Here is the 1st Lenten reading, centred around the Latin Cross, kindly passed to us by Rev. David Linde *

In these weeks leading up to Easter, we will pause each Sunday to ponder the cross of Christ and what it means. Each Sunday a different symbolic version of the cross will be displayed in front of us, prompting us to reflect on various aspects of our Savior and what he did for us at Calvary.

The cross has long been a symbol of Christianity, with Christians using it as a reminder of their Lord and his sufferings for them. As the centuries have passed, we find today that even people without any particularly close relationship with Jesus Christ find the cross an attractive symbol. Some observers have called it the most universal symbol in the world. And so from liturgy to jewellery, from architecture to knick-knacks, the cross as a symbol has had a long and varied history. And the specific designs and representations of the cross through the years have also been many. In the weeks to come we will see a few of these representations.

The cross in front of us today is the Latin cross. It is the simplest of the many symbolic crosses handed down to us in the history of the Christian Church. Its simplicity could remind us of the starkness and bleakness of the original cross; its emptiness reminds us of the resurrection of our Lord - that his work on the cross is finished and complete.

But the simplicity of this cross is perhaps also its weakness as a symbol. We find this cross everywhere in America - perched on top of impressive church buildings; hanging from fine gold necklaces; engraved on family Bibles; placarded on nifty bumper stickers. But this cultural context, riding on 2,000 years of Church history and tradition, has largely sanitized and domesticated the cross as a symbol. The cross has become clean and tidy.

The Roman cross, such as Jesus was crucified on, was in instrument of capital punishment reserved for the lowest of criminals. It conjured up thoughts of low-life, torture, and disgrace; and feelings of revulsion, disgust, and rejection. Today we glory in the cross, as did the Apostle Paul, and rightly so. But the Early Christians' glorying in the cross sounded to the world something like glorying in the electric chair, in the gallows, or in the lethal injection needle. That the central event of human history had to do with a Roman cross was virtually unthinkable.

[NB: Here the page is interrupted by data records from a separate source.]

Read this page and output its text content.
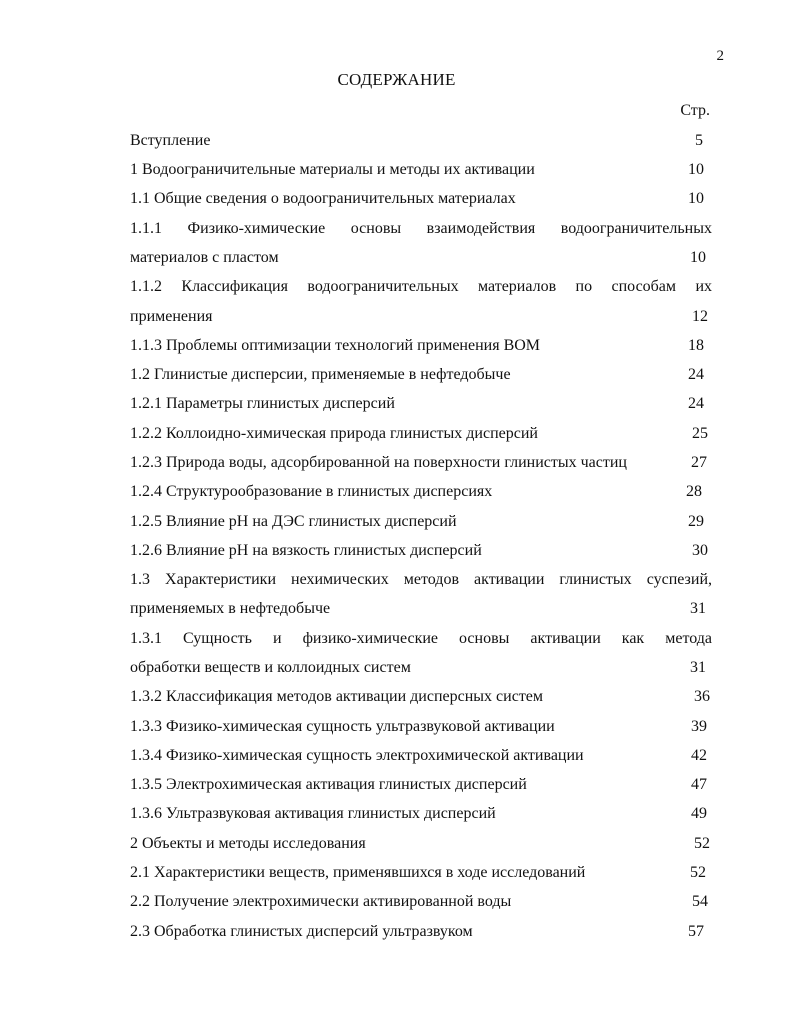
2
СОДЕРЖАНИЕ
Стр.
Вступление	5
1 Водоограничительные материалы и методы их активации	10
1.1 Общие сведения о водоограничительных материалах	10
1.1.1 Физико-химические основы взаимодействия водоограничительных
материалов с пластом	10
1.1.2 Классификация водоограничительных материалов по способам их
применения	12
1.1.3 Проблемы оптимизации технологий применения ВОМ	18
1.2 Глинистые дисперсии, применяемые в нефтедобыче	24
1.2.1 Параметры глинистых дисперсий	24
1.2.2 Коллоидно-химическая природа глинистых дисперсий	25
1.2.3 Природа воды, адсорбированной на поверхности глинистых частиц	27
1.2.4 Структурообразование в глинистых дисперсиях	28
1.2.5 Влияние рН на ДЭС глинистых дисперсий	29
1.2.6 Влияние рН на вязкость глинистых дисперсий	30
1.3 Характеристики нехимических методов активации глинистых суспезий,
применяемых в нефтедобыче	31
1.3.1 Сущность и физико-химические основы активации как метода
обработки веществ и коллоидных систем	31
1.3.2 Классификация методов активации дисперсных систем	36
1.3.3 Физико-химическая сущность ультразвуковой активации	39
1.3.4 Физико-химическая сущность электрохимической активации	42
1.3.5 Электрохимическая активация глинистых дисперсий	47
1.3.6 Ультразвуковая активация глинистых дисперсий	49
2 Объекты и методы исследования	52
2.1 Характеристики веществ, применявшихся в ходе исследований	52
2.2 Получение электрохимически активированной воды	54
2.3 Обработка глинистых дисперсий ультразвуком	57
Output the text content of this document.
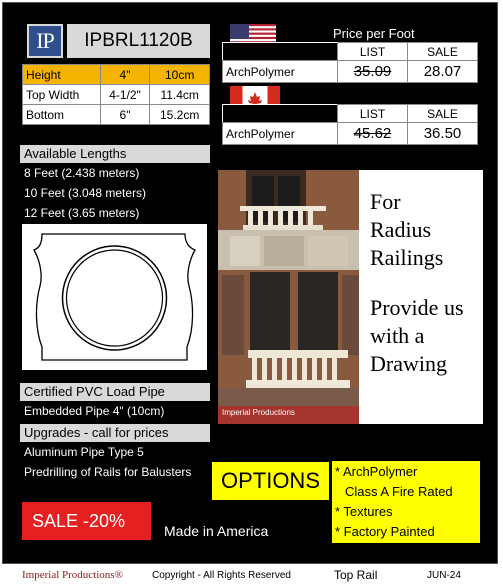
IP	IPBRL1120B
Height	4"	10cm
Top Width	4-1/2"	11.4cm
Bottom	6"	15.2cm
Price per Foot
	LIST	SALE
ArchPolymer	35.09	28.07
	LIST	SALE
ArchPolymer	45.62	36.50
Available Lengths
8 Feet (2.438 meters)
10 Feet (3.048 meters)
12 Feet (3.65 meters)
Imperial Productions
For
Radius
Railings
Provide us
with a
Drawing
Certified PVC Load Pipe
Embedded Pipe 4" (10cm)
Upgrades - call for prices
Aluminum Pipe Type 5
Predrilling of Rails for Balusters	OPTIONS	* ArchPolymer
Class A Fire Rated
* Textures
* Factory Painted
SALE -20%	Made in America
Imperial Productions®	Copyright - All Rights Reserved	Top Rail	JUN-24
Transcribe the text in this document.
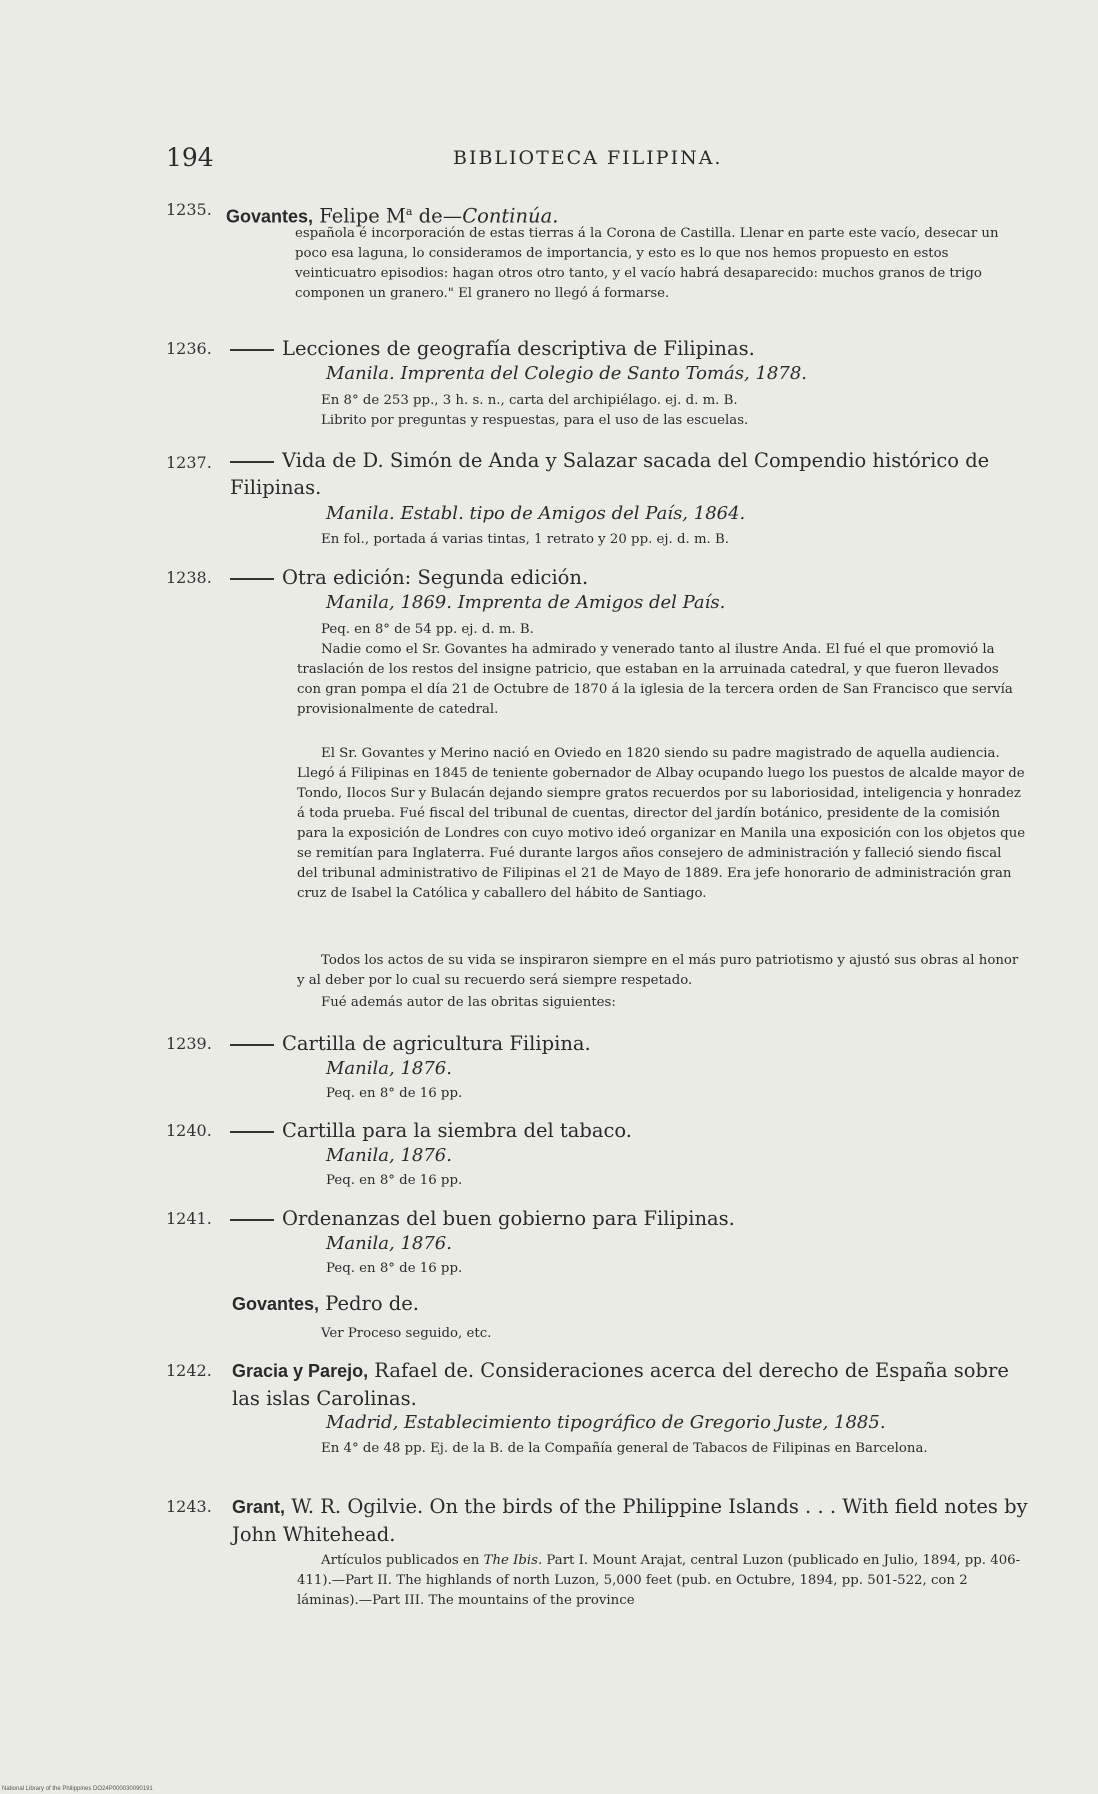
194	BIBLIOTECA FILIPINA.
1235. Govantes, Felipe $M^a$ de—Continúa.
española é incorporación de estas tierras á la Corona de Castilla. Llenar en parte este vacío, desecar un poco esa laguna, lo consideramos de importancia, y esto es lo que nos hemos propuesto en estos veinticuatro episodios: hagan otros otro tanto, y el vacío habrá desaparecido: muchos granos de trigo componen un granero." El granero no llegó á formarse.
1236.	Lecciones de geografía descriptiva de Filipinas.
Manila. Imprenta del Colegio de Santo Tomás, 1878.
En 8° de 253 pp., 3 h. s. n., carta del archipiélago. ej. d. m. B.
Librito por preguntas y respuestas, para el uso de las escuelas.
1237.	Vida de D. Simón de Anda y Salazar sacada del Compendio histórico de Filipinas.
Manila. Establ. tipo de Amigos del País, 1864.
En fol., portada á varias tintas, 1 retrato y 20 pp. ej. d. m. B.
1238.	Otra edición: Segunda edición.
Manila, 1869. Imprenta de Amigos del País.
Peq. en 8° de 54 pp. ej. d. m. B.
Nadie como el Sr. Govantes ha admirado y venerado tanto al ilustre Anda. El fué el que promovió la traslación de los restos del insigne patricio, que estaban en la arruinada catedral, y que fueron llevados con gran pompa el día 21 de Octubre de 1870 á la iglesia de la tercera orden de San Francisco que servía provisionalmente de catedral.
El Sr. Govantes y Merino nació en Oviedo en 1820 siendo su padre magistrado de aquella audiencia. Llegó á Filipinas en 1845 de teniente gobernador de Albay ocupando luego los puestos de alcalde mayor de Tondo, Ilocos Sur y Bulacán dejando siempre gratos recuerdos por su laboriosidad, inteligencia y honradez á toda prueba. Fué fiscal del tribunal de cuentas, director del jardín botánico, presidente de la comisión para la exposición de Londres con cuyo motivo ideó organizar en Manila una exposición con los objetos que se remitían para Inglaterra. Fué durante largos años consejero de administración y falleció siendo fiscal del tribunal administrativo de Filipinas el 21 de Mayo de 1889. Era jefe honorario de administración gran cruz de Isabel la Católica y caballero del hábito de Santiago.
Todos los actos de su vida se inspiraron siempre en el más puro patriotismo y ajustó sus obras al honor y al deber por lo cual su recuerdo será siempre respetado.
Fué además autor de las obritas siguientes:
1239.	Cartilla de agricultura Filipina.
Manila, 1876.
Peq. en 8° de 16 pp.
1240.	Cartilla para la siembra del tabaco.
Manila, 1876.
Peq. en 8° de 16 pp.
1241.	Ordenanzas del buen gobierno para Filipinas.
Manila, 1876.
Peq. en 8° de 16 pp.
Govantes, Pedro de.
Ver Proceso seguido, etc.
1242. Gracia y Parejo, Rafael de. Consideraciones acerca del derecho de España sobre las islas Carolinas.
Madrid, Establecimiento tipográfico de Gregorio Juste, 1885.
En 4° de 48 pp. Ej. de la B. de la Compañía general de Tabacos de Filipinas en Barcelona.
1243. Grant, W. R. Ogilvie. On the birds of the Philippine Islands . . . With field notes by John Whitehead.
Artículos publicados en The Ibis. Part I. Mount Arajat, central Luzon (publicado en Julio, 1894, pp. 406-411).—Part II. The highlands of north Luzon, 5,000 feet (pub. en Octubre, 1894, pp. 501-522, con 2 láminas).—Part III. The mountains of the province
National Library of the Philippines DO24P000030090191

Today the symbol is much tamer. But the reality behind it - the Son of God dying a disgraceful and violent death as the lowest of criminals - still strikes people as odd or repulsive. But to us who know ourselves and our Lord, it is the wisdom and power of God. As Paul the Apostle wrote:

22Jews demand miraculous signs and Greeks look for wisdom, 23but we preach Christ crucified: a stumbling block to Jews and foolishness to Gentiles, 24but to those whom God has called, both Jews and Greeks, Christ the power of God and the wisdom of God. 25For the foolishness of God is wiser than man's wisdom, and the weakness of God is stronger than man's strength. (1 Cor. 1:22-25 NIV)

In the cross we see God's wisdom and power. There the justice and love of God are displayed. God loved sinners so much that he gave his Son to die; Jesus loved sinners so much that he willingly yielded to the cross. And God's opposition to sin was so strong, his holiness so glorious, that nothing less than the death of his Son would satisfy justice.

Justice vindicated; love displayed; sinners set free - and all this through a bloody Roman pole and crossbar. Christ crucified, the wisdom and power of God.

Let us pray:

We praise you, Lord Jesus, for enduring the stark bleakness of the cross. We thank you for enduring its horror and humiliation. We praise you, O God, for your justice and love, your wisdom and power, displayed in the cross.

In these days of Lent, and beyond, cause us to remember the cross and what it symbolizes. Keep us from thinking of it too tamely. Let us live close to it.